Introduction to High Performance Computing (Softwaregrundlagen HPC) - SS 2019
In High Performance Computing we are interested in realizing numerical algorithms in such a way that we get as close as possible to the theoretical peak performance of the underlying hardware. This requires adapting the numerical algorithms. In the usual lectures on numerical analysis or numerical linear algebra this does not get covered.
It turns out the performance only depends on a few elementary linear algebra operations. These operations became known as BLAS (Basic Linear Algebra Subroutines). So obviously an efficient BLAS implementation is crucial for scientific computing and scientific applications. Both, commercial (Intel MKL, AMD ACML, Sun Performance Library, ...) and open source (BLIS, ATLAS, ...) implementations of BLAS are available.

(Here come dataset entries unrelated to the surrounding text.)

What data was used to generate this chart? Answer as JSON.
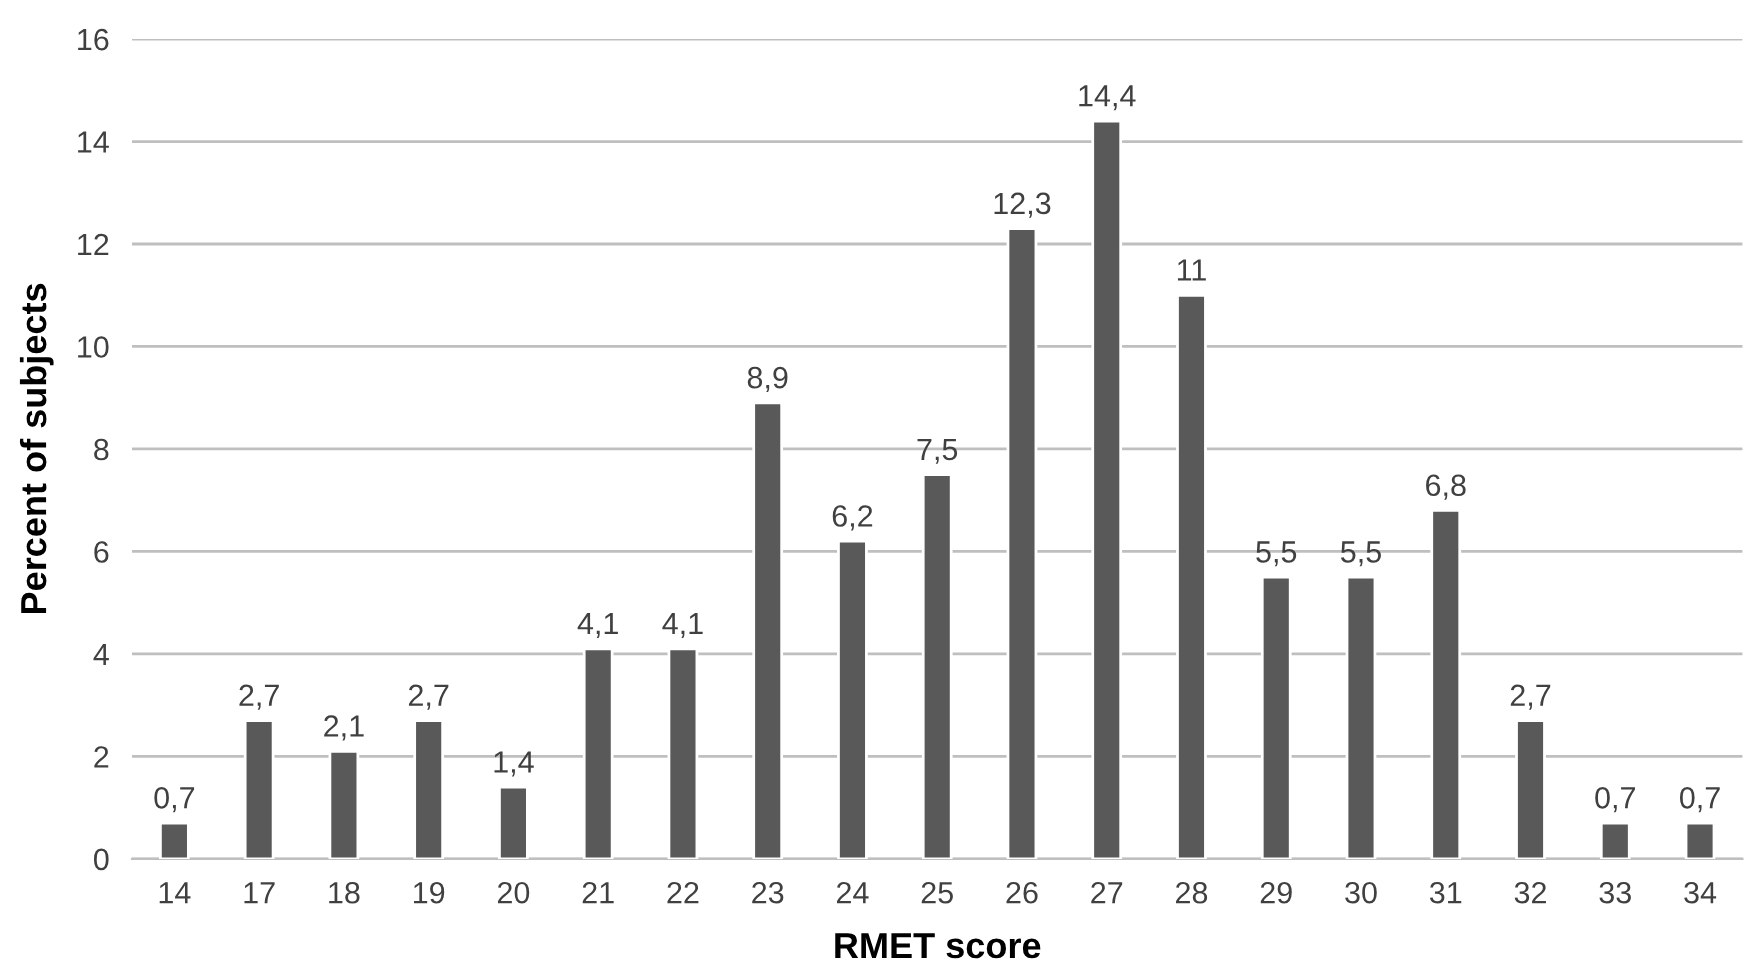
{
  "chart_data": {
    "type": "bar",
    "xlabel": "RMET score",
    "ylabel": "Percent of subjects",
    "categories": [
      "14",
      "17",
      "18",
      "19",
      "20",
      "21",
      "22",
      "23",
      "24",
      "25",
      "26",
      "27",
      "28",
      "29",
      "30",
      "31",
      "32",
      "33",
      "34"
    ],
    "values": [
      0.7,
      2.7,
      2.1,
      2.7,
      1.4,
      4.1,
      4.1,
      8.9,
      6.2,
      7.5,
      12.3,
      14.4,
      11,
      5.5,
      5.5,
      6.8,
      2.7,
      0.7,
      0.7
    ],
    "value_labels": [
      "0,7",
      "2,7",
      "2,1",
      "2,7",
      "1,4",
      "4,1",
      "4,1",
      "8,9",
      "6,2",
      "7,5",
      "12,3",
      "14,4",
      "11",
      "5,5",
      "5,5",
      "6,8",
      "2,7",
      "0,7",
      "0,7"
    ],
    "color": "#595959",
    "ylim": [
      0,
      16
    ],
    "yticks": [
      0,
      2,
      4,
      6,
      8,
      10,
      12,
      14,
      16
    ],
    "grid": "y",
    "legend": false
  }
}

So if a lecture is called High Performance Computing it has to deal with BLAS! One way of dealing with BLAS is merely reading papers and using existing BLAS implementations as black box. But if you really want to understand it you have to implement your own BLAS! We will call this implementation ulmBLAS and it will be on par with commercial implementations.
It is important to know that developing your own ulmBLAS means that you will start with an empty source file. So this is a hands-on class.
- Introduction to the programming languages C, Assembler and Fortran.
- Concepts of compiler and linker.
- Hardware architectures
- Cache-optimization of numerical methods.
- SIMD (Single Instruction Multiple Data) programming with SSE, AVX, AVX2.
- Instruction Pipeline Optimization.